This is an extraordinary experiment. The blogs are rich in discovery. Worth a read, even if you never intend to go out with your best friend, simply because it gives so many clues about getting to know one another. And that is what so many couples have lost with the attrition of life.
The experiment carried out by two single New Yorkers suggests one course of action for those struggling with relationships
Trying to find a significant other while living in a fast-paced city is a notoriously difficult process, especially as you try to balance all the other things you’re expected to do as a young adult (find enough money to survive, carve out a career, etc). It’s a struggle to get into the habit of dating, and even tougher to turn those dates into meaningful relationships.
We’ve read about many ways to deal with this problem, and have friends and family who fit into every category: singles in their mid- to late-30s, people in Skype-sustained long-distance relationships, serial internet dating players.
But on 20 March 2013 two New York-based designers, Jessica Walsh and Timothy Goodman, tried something new.
The pair had been friends for years and, on discovering they were single at the same time, decided to date each other for 40 days purely as an experiment.
There was a set of strict rules: they would see each other every day, visit a relationship counsellor once a week, and they would be totally exclusive. Every evening they would separately complete a questionnaire to document their feelings.
The 40 days came to an end on 28 April, but it was only in July that they started publishing the answers on their blog, 40 Days of Dating – capturing the attention of readers worldwide. Walsh and Goodman now have a combined Twitter fan base of more than 40,000, a Vimeo page with hundreds of thousands of views, and have signed up to Hollywood talent agency to handle the onslaught of film offers they’ve received for their story.

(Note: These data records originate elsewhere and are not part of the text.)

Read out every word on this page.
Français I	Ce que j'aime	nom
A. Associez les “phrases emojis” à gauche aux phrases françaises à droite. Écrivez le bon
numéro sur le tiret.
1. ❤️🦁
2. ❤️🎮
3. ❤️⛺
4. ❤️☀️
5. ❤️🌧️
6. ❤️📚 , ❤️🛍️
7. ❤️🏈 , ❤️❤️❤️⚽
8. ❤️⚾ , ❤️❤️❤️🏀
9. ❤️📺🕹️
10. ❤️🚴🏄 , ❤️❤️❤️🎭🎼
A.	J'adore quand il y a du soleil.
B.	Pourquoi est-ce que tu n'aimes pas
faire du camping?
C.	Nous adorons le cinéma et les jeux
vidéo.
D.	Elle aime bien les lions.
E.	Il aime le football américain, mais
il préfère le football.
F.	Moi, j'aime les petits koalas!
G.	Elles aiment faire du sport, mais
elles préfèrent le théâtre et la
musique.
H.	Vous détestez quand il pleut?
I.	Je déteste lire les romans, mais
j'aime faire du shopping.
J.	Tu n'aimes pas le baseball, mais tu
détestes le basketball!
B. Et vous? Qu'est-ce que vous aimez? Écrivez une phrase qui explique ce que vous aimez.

So what is the magic that has made 40 Days become a viral hit? The main aspect that people appear to be attracted to is the “what if” scenario. It speaks to the many of us who have that friend in our lives who could have become a lover but things never quite worked out. Often that is for a very good reason, but for many people it’s just a matter of bad timing.
Walsh says some of her favourite feedback has come from readers inspired to make a move on a special someone who had been stuck in the “friend zone”. Prior familiarity definitely caused issues for Walsh and Goodman during the first couple of weeks, as both parties struggled to adjust to a new attitude of togetherness.
At first, it looked unlikely they would fall for each other and both seemed to adopt a rather academic stance. They found it difficult to see each other in a romantic way, and the topic of sex was a real issue from the very start. With friends urging them to consummate their relationship in order to prove it as real, plus their combined tendency to overthink everything, it blew up into such a big deal that it basically became a barrier.
However, as they spent more time together and work through each other’s issues, we could watch them get closer, they opened up, and suddenly it seemed all too possible that their foundation of friendship would provide a solid structure on which to build a relationship. Readers were thrilled when they revealed on day 24-25 that they had finally done the deed. It certainly was a turning point for the pair, although the emphasis has definitely been on the emotional rather than the physical. The blog paused at day 36 and resumes today. The same question haunts every fan’s mind: are they still together? Did they fall in love?
40 Days promotes taking the reins and being decisive: if you embrace compromise, and dedicate enough time and energy to getting to know your other half, learning what’s important to them and sharing your own dreams and opinions honestly, then you have a real chance of creating something wonderful.
40 Days seems to propose a solution to the chronic loneliness of the young city dweller. It’s never too late to redefine your connection with somebody. And given the blog’s impact, it seems certain that many people will now be plucking up the courage to reach out to that one person they’ve always been curious about.